San Francisco homeowners trying to add a unit, builders trying to start housing and small businesses waiting to open still face a permit system that moves far slower than City Hall promised. A 2022 state-commissioned report found the city was the slowest California jurisdiction for approving housing permit applications, and even after a sharp recent improvement, the waits remain long enough to stall projects, financing and openings.

A city study published in March 2026 said the average timeline for new-housing permit approvals fell from 605 days to about 280 days between January 2024 and August 2025. That is progress, but San Francisco still trails places such as San Diego and Austin, Texas, and the city continues to work through years-old permit applications. For applicants caught in the system, the reform has not yet turned into the fast, predictable process the mayor promised.

Mayor Daniel Lurie launched PermitSF in 2025 as a multi-department effort to untangle the city’s permitting maze. On February 12, 2026, he unveiled a new PermitSF portal that initially handled five permit types online, so applicants no longer had to visit the Permit Center in person for those requests. The launch was billed as a first-year milestone for a campaign that Lurie said had already produced 20 ordinances aimed at reducing burdens on homeowners and small businesses.
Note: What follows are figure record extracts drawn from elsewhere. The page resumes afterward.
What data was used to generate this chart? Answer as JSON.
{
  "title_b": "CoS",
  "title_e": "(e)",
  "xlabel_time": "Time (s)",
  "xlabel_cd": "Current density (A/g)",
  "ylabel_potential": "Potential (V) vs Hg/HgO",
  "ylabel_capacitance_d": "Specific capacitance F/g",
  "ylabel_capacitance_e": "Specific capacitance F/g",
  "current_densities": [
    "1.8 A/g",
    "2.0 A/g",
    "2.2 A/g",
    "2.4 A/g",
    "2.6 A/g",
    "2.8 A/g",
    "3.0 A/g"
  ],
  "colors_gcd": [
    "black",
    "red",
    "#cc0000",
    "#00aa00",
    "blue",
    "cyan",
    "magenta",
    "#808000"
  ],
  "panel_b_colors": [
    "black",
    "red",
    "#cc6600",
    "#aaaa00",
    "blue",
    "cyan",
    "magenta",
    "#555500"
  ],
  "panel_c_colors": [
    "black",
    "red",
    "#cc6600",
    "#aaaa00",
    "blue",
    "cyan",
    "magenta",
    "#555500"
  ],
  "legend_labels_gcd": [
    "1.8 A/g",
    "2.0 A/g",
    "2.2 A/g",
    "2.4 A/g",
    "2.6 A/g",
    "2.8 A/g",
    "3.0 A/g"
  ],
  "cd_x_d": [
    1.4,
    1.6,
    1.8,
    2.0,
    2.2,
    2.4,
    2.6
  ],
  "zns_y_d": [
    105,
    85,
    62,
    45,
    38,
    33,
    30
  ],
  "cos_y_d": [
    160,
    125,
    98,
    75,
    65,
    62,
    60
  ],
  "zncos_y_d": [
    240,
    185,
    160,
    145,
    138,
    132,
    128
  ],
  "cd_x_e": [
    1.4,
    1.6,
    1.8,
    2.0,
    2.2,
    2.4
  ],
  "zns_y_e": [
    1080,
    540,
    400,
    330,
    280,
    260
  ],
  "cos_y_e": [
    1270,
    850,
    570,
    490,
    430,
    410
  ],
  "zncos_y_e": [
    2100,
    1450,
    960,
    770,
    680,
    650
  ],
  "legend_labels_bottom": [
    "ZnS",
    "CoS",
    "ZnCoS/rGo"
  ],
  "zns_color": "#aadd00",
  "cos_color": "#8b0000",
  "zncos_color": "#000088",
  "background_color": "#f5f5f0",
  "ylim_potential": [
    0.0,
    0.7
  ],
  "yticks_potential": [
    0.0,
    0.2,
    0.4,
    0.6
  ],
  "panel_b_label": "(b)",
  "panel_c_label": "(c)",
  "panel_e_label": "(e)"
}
The city widened that push in September 2025 with six more ordinances to speed approvals and loosen restrictions on driveway parking, historic-building use, sidewalk dining, temporary uses and entertainment permits. In January 2026, it also began a process to create a single centralized permitting organization by merging the Department of Building Inspection, the Planning Department and the Permit Center. City materials list Patrick O’Riordan, Katy Tang, Rebecca Villareal-Mayer and Liz Watty as part of the PermitSF leadership team.

AI-generated illustration
AI-generated illustration

But the overhaul has also become a political fight. In 2025, the city awarded OpenGov a $5.9 million, one-year contract to build the system even though internal evaluations gave rival bidder Clariti a higher average score, 4.42 out of 5 versus 2.88. Sixteen technical city workers scored the bids, and Supervisor Jackie Fielder called for a hearing to examine the deal, raising concerns about cost, quality and procedure. A PermitSF weekly status report dated October 31, 2025, said one requirement would delay a deliverable by about a week and noted knowledge gaps on the city side around data migration and integration.

Business groups including GrowSF have backed the effort and pushed for a permit performance tracker so the public can see whether the system is really improving. For now, the numbers show a city that has moved, but not yet enough to convince skeptics that City Hall has mastered one of its most basic functions.